Tel. 06-27462012
info@bichonfrise.nl

Bichon Frise.

bichon-frise     Unknown

Rasgroep van de Bichon Frise.

De Bichon Frise behoort tot de Rasgroep 9 “Gezelschapshonden”. Zonder werkpoef.

STANDAARD

FCI-Standard N ° 215 / 11. 05. 1998 / GB
Bichon Frise (Bichon à poil frisé)

Herkomst, Frankrijk / België.

DATUM VAN PUBLICATIE VAN DE originele standaard, 1972/10/01.

GEBRUIK, als gezelschapshond.

ALGEMEEN VOORKOMEN: Vrolijk en speels hondje, met een levendige manier van lopen, halflang snuit, lange zeer losse-corkskrew gekruld haar, zeer net als de vacht van de Mongoolse geit. Houding van het hoofd is trots en hoog, de ogen donker, levendig en expressief.

HOOFD, in harmonie met het lichaam.

De schedel, liever plat om aan te raken, hoewel de inrichting maakt het verschijnen ronde. De schedel langer dan de snuit.

Stop, niet veel gemerkt.

Aangezicht- Neus, de neus is afgerond, zwart, fijnkorrelig en glanzend.

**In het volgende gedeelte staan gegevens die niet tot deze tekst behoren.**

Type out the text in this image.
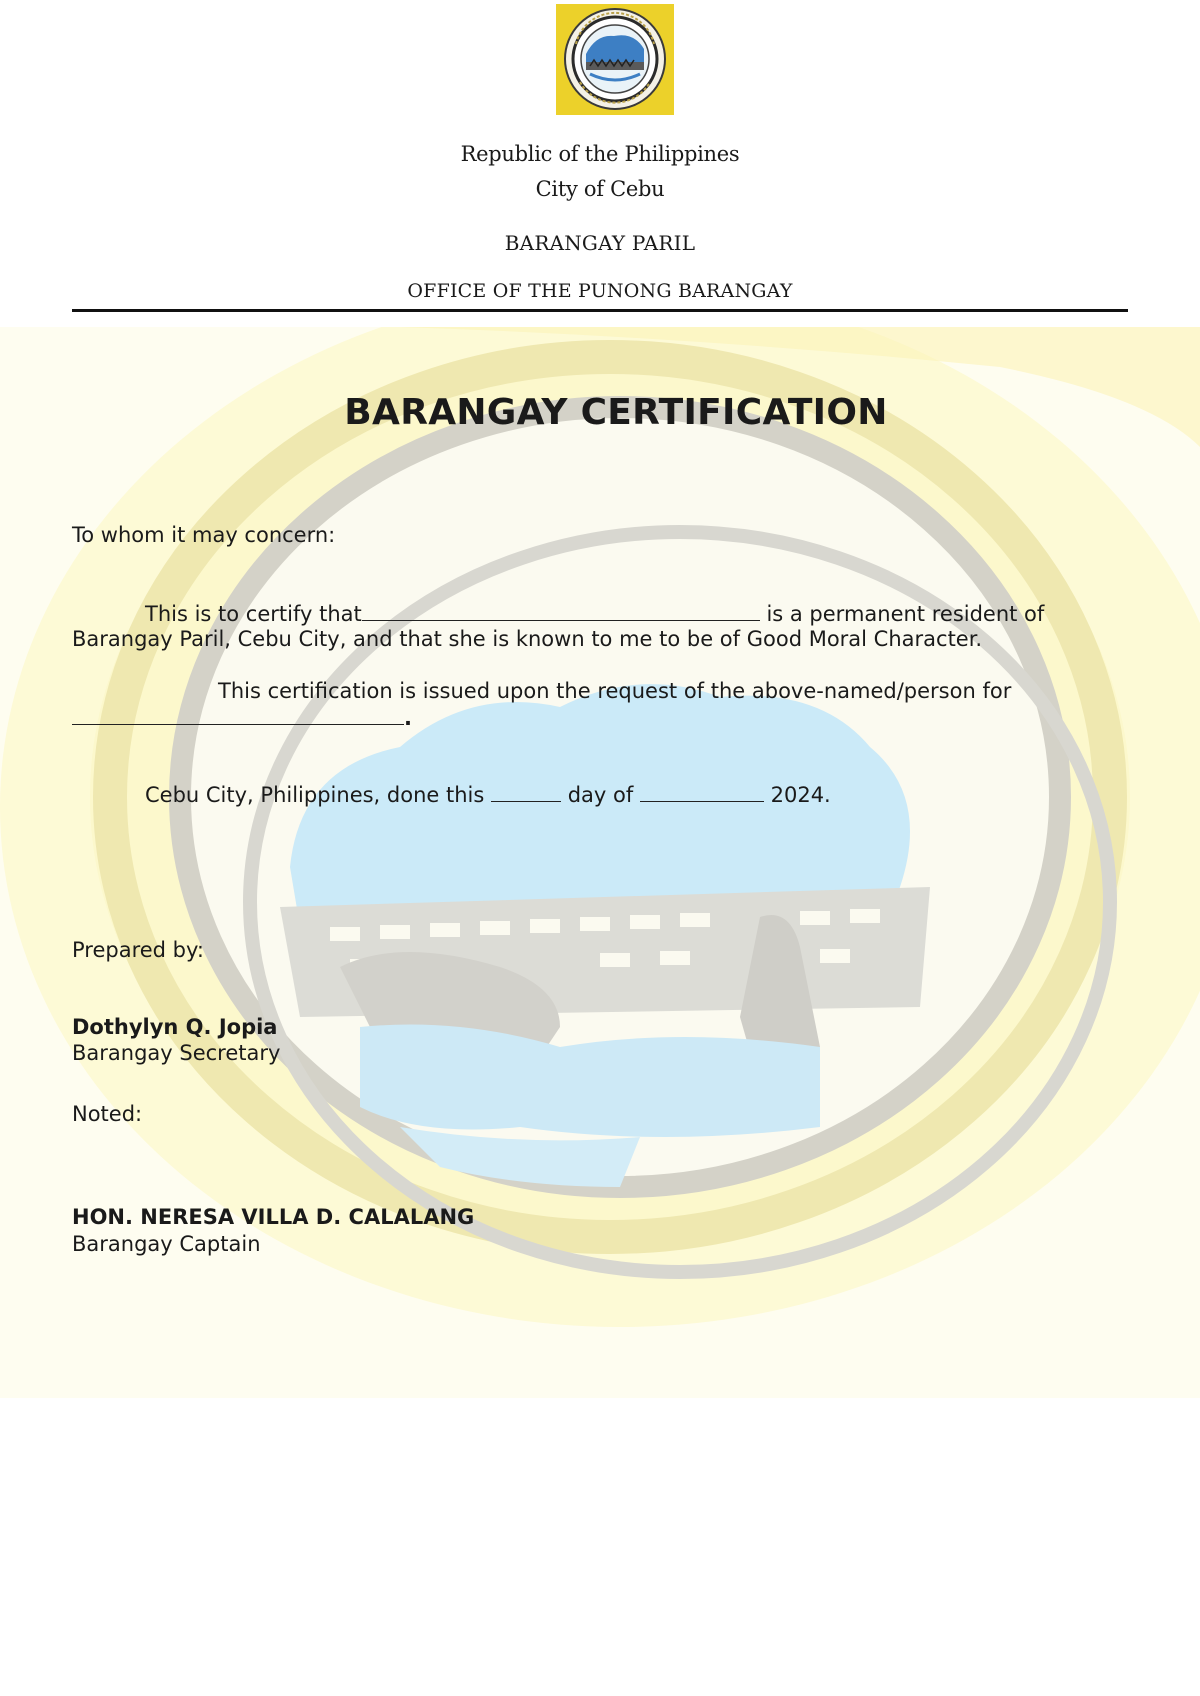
Republic of the Philippines
City of Cebu
BARANGAY PARIL
OFFICE OF THE PUNONG BARANGAY
BARANGAY CERTIFICATION
To whom it may concern:
This is to certify that	is a permanent resident of
Barangay Paril, Cebu City, and that she is known to me to be of Good Moral Character.
This certification is issued upon the request of the above-named/person for
.
Cebu City, Philippines, done this	day of	2024.
Prepared by:
Dothylyn Q. Jopia
Barangay Secretary
Noted:
HON. NERESA VILLA D. CALALANG
Barangay Captain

Snuit, de snuit mag niet dik of zwaar zijn, zonder evenwel zijn spits. De groef tussen de wenkbrauwbogen licht zichtbaar.

Lippen, de lippen zijn fijn, vrij mager, maar minder dan in het Schipperke, vallen slechts genoeg om de onderlip bedekken, maar nooit zwaar of hangend; ze zijn normaal zwart tot aan de hoek van de lippen; de onderlip mag niet zwaar en geen zichtbaar, noch slap en staat niet toe dat de slijmvliezen worden gezien als de mond gesloten is.

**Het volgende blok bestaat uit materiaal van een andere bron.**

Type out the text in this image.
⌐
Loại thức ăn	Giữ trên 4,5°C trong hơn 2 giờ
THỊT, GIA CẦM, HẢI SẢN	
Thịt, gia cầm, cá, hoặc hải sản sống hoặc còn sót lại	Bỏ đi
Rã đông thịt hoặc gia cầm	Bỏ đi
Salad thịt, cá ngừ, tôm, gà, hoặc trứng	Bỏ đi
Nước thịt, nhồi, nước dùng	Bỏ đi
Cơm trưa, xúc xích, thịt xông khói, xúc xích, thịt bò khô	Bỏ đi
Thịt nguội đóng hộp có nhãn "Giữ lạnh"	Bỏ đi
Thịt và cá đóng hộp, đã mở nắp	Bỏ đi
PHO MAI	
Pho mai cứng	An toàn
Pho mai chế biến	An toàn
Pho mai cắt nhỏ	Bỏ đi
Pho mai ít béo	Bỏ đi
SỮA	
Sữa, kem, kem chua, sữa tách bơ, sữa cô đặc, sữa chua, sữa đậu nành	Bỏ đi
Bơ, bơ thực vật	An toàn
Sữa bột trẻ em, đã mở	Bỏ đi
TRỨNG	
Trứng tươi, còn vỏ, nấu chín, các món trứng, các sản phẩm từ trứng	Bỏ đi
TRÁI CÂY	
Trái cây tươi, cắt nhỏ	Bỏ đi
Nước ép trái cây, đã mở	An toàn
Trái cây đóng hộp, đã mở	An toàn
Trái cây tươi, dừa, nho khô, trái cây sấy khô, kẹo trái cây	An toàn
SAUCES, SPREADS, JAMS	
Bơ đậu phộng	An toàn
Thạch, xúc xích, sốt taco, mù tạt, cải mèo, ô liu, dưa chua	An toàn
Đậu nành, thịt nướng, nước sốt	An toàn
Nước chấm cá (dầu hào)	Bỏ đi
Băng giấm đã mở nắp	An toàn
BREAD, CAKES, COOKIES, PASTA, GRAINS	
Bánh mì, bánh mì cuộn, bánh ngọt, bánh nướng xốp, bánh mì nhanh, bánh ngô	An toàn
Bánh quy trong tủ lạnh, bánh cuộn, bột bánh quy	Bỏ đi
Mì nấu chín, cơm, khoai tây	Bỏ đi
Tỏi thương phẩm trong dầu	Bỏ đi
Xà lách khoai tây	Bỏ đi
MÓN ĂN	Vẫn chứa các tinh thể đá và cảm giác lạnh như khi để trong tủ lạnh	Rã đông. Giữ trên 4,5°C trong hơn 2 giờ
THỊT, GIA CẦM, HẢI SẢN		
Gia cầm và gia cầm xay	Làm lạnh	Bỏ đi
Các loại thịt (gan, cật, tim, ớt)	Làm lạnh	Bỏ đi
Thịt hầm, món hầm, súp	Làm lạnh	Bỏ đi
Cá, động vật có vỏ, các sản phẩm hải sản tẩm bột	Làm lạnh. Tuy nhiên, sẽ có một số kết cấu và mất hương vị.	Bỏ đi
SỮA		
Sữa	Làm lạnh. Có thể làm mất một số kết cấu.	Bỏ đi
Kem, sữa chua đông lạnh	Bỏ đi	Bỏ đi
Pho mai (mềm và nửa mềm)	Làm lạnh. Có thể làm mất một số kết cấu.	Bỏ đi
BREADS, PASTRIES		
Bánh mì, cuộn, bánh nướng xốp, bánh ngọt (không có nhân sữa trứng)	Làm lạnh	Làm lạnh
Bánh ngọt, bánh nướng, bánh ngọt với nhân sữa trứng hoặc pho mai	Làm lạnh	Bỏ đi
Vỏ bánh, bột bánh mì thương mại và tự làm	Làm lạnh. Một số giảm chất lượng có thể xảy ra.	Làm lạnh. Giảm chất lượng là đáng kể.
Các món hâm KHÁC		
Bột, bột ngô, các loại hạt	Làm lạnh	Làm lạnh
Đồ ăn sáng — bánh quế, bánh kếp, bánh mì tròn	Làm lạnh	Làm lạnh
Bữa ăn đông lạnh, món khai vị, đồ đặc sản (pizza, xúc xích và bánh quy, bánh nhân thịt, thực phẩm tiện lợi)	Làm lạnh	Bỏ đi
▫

Kaken / gebit, de beet is normaal, dat wil zeggen de snijtanden van de onderkaak direct tegen en achter de punt van de tanden in de bovenkaak worden geplaatst.

Wangen, vlakke en niet erg gespierd.

Ogen, donker ogen, zo veel mogelijk met donkere oogleden, van een vrij ronde vorm en niet amandelvormige; niet schuin geplaatst; levendig, niet te groot, toont geen wit. Niet groot en niet prominent aanwezig als in de Griffon Bruxellois en de Pekingees; het stopcontact moet niet uitpuilen. De oogbol mag niet opvallen te veel.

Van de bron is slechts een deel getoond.